Attend Six Industry Events

The purpose of this exercise is to meet people in industry, on a social level, that are already doing the neat stuff you want to do in industry. This aligns with Networking;

"The activity of meeting people who might be useful to know." Cambridge Dictionary

Aim to do three in second year and three more in third year. Keep going to the ones you like, however the exercise is to attend six different industry events, not the same event two to six times.

Use the Industry Events Blog to get a feel for what other students found when they explored industry events.

Industry Events are...

Industry events are events targeted at industry people. At industry events, networking with the industry person sitting next to you is easy.

In contrast Student events are targeted at students.
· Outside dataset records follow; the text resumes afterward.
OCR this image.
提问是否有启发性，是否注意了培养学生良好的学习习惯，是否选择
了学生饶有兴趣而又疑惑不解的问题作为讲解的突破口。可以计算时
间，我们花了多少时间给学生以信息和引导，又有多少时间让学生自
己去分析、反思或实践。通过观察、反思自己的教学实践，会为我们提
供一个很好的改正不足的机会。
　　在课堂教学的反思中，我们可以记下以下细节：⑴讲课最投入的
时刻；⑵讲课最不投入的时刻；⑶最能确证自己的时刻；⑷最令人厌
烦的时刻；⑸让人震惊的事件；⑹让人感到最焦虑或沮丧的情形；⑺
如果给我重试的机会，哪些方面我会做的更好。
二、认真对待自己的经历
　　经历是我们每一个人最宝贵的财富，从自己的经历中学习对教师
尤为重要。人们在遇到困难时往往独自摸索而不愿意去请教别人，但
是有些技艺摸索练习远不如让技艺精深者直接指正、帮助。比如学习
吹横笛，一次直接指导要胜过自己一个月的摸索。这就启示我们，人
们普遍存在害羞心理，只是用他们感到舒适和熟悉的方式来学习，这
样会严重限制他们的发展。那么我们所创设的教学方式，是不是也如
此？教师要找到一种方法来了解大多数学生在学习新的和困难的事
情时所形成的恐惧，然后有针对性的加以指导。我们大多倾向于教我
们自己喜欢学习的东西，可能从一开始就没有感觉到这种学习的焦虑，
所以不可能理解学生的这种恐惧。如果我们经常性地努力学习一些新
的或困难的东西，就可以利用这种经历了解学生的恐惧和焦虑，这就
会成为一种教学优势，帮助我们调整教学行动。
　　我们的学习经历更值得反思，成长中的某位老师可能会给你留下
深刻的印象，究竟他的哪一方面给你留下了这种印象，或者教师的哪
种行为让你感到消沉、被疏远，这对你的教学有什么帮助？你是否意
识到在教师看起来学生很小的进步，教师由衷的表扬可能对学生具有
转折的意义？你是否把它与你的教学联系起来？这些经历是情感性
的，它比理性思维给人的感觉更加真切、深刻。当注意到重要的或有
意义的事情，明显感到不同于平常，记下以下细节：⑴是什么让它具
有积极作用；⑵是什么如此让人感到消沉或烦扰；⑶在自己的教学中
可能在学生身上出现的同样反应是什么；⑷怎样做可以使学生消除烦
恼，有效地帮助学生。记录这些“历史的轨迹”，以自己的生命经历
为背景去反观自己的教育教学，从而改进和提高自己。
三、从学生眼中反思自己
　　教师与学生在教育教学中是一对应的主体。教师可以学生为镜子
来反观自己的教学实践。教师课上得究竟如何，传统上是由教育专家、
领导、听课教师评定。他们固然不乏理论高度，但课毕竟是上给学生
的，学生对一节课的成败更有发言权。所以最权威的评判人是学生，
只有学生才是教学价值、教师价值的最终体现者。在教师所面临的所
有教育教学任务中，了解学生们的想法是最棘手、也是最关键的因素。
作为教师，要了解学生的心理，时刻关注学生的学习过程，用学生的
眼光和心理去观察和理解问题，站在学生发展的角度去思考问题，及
At Student events, trying to find an industry person is hard and the industry person up the front, is working, not relaxing.
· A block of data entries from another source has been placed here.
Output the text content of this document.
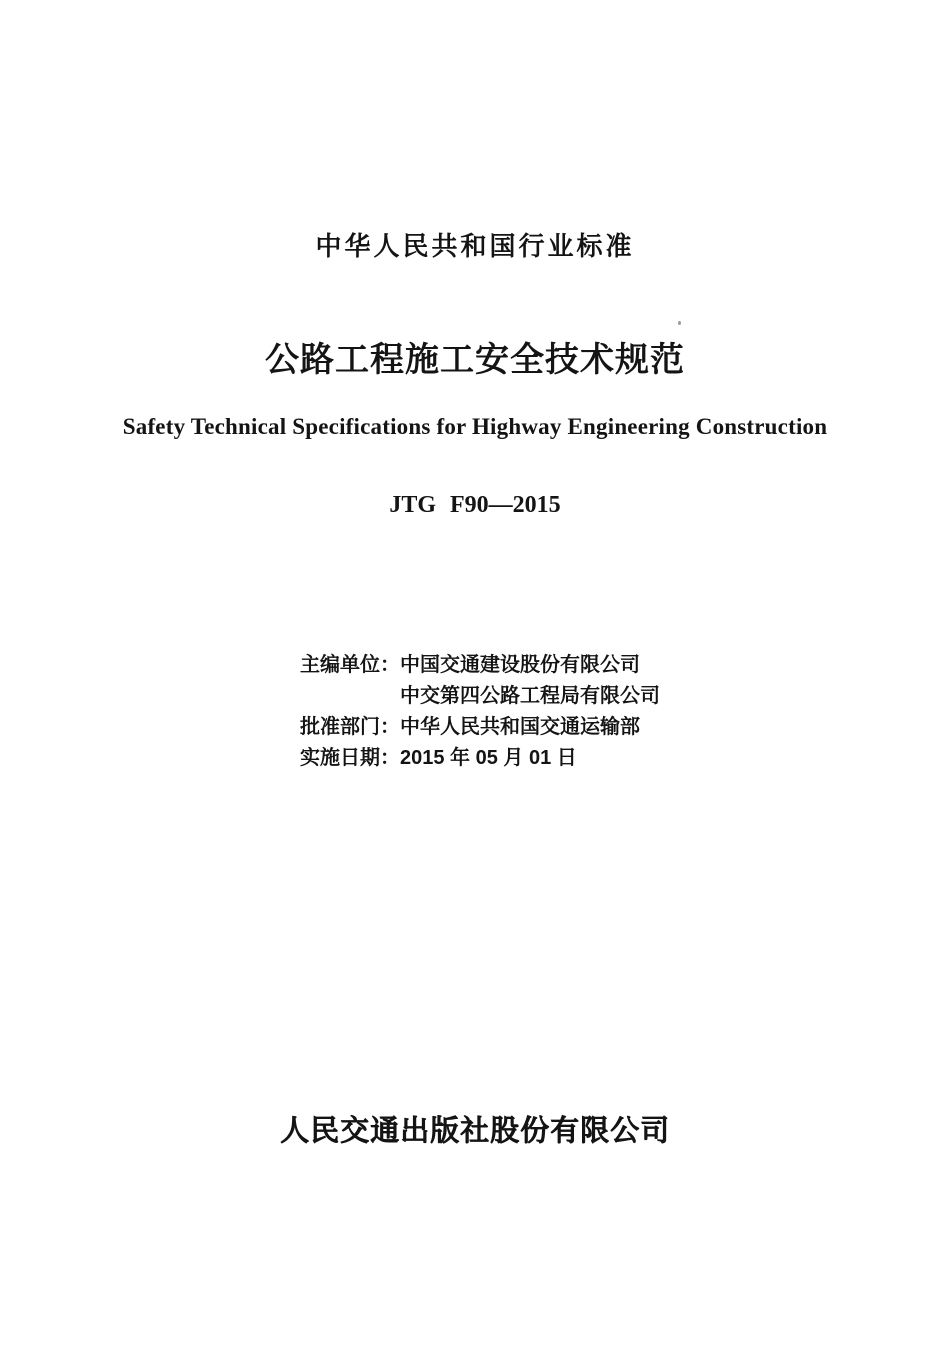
中华人民共和国行业标准
公路工程施工安全技术规范
Safety Technical Specifications for Highway Engineering Construction
JTG F90—2015
主编单位： 中国交通建设股份有限公司
中交第四公路工程局有限公司
批准部门： 中华人民共和国交通运输部
实施日期： 2015 年 05 月 01 日
人民交通出版社股份有限公司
Industry events offer several benefits:

  • Interesting tech topics that you will not cover in your studies.
  • Personal project support from industry people.
  • Interesting conversations, both on the tech and exploring what working in industry is like.
  • Easy way to increase your industry connections.
  • Demonstrates you are pro-active in pursuit of your interests (great for interviews).
  • Employers use Meetups as a recruiting tool.

Of course, they should also be interesting. Do not blame the program if you choose boring topics!
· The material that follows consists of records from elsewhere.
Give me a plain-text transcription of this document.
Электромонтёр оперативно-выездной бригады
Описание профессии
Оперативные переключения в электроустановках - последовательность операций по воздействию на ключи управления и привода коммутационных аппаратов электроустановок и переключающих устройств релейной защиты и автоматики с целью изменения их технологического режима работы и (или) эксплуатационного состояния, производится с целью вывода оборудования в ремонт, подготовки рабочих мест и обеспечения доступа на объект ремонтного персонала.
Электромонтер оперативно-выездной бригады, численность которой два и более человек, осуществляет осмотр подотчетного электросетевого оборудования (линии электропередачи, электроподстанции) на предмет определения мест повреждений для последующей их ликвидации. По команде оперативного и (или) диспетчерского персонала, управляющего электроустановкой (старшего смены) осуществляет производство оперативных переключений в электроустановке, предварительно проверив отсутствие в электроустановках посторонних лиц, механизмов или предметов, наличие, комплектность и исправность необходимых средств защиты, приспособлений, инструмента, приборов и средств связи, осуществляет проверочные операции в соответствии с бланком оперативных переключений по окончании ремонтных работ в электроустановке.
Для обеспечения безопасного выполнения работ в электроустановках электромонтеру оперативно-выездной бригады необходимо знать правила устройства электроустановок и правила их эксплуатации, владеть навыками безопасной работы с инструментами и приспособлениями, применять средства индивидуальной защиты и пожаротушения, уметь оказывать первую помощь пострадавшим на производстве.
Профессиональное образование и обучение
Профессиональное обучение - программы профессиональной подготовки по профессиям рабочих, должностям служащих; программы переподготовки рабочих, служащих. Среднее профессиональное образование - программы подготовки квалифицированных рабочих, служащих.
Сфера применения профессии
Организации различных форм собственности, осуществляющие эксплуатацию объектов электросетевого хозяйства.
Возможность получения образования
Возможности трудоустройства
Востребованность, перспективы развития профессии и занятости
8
What events should I use for this?

In short, pick events where more than half the people present are likely to be from industry. Online events are extremely poor for networking, so do not count as far as the WE program is concerned.

A rich source of events is Meetup.com. Currently they list 180+ groups in Wellington on Tech topics.

  1. Select the Search field on https://www.meetup.com/find/groups/,
  2. then select (do not type!) Tech from the drop down.

You will find topics as diverse as your favourite language or framework, to IoT, js, css, React, robotics, blockchain, AWS, UX, game developers, Docker, OWASP, Agile - and many more.

You can and of course should keep returning to groups you like, but only one attendance counts for your reflective report.

Tech MeetUps as an employment strategy

This is not as straight forward as turning up to a tech MeetUp with a CV. Everyone else will be there to talk to interesting people about their favourite tech topic. You will definitely stand out if you turn up, vaguely claim that you are interested and leave after handing your CV or business card around.

When tech MeetUps are used as a recruitment strategy, employers are looking to identify people that are engaged, enthusiastic and doing stuff. Turning up once, does not typically cut it. What does work is turning up regularly, learning, putting it into practice and talking about your wins and frustrations with others

There is effort required to do this, but if you find the right topic and crowd it won't feel like it.

Follow your interests, stay for a while if it remains interesting, otherwise move on and follow your next interest. Think of MeetUps as part of your journey in tech, rather than a destination merely to tick an academic box.

Reports

There are two options, either a report detailing up to three events (~300 words each) or you can contribute to the Industry Events blog after each event.

The format in both cases should be the same.

  • Some context for the event
  • Discussion around your networking (this is the important bit)

Note that it is ok to be nervous and not all attempts at networking will work, but you will get better with practice. This is not about Networking 'success'. It is about having a go and practising your networking in safe environments where everyone there is interested in the same stuff as you are.

For the report(s)/blog(s):
  • Do not duplicate events. For example, only one 'Meetup' with a specific Ruby on Rails group
  • Face-to-face events only, online events are poor for networking
  • Only one industry 'Meet and Greet' event (typically the October Summer of Tech event)
  • CV and Interview workshops are not industry events.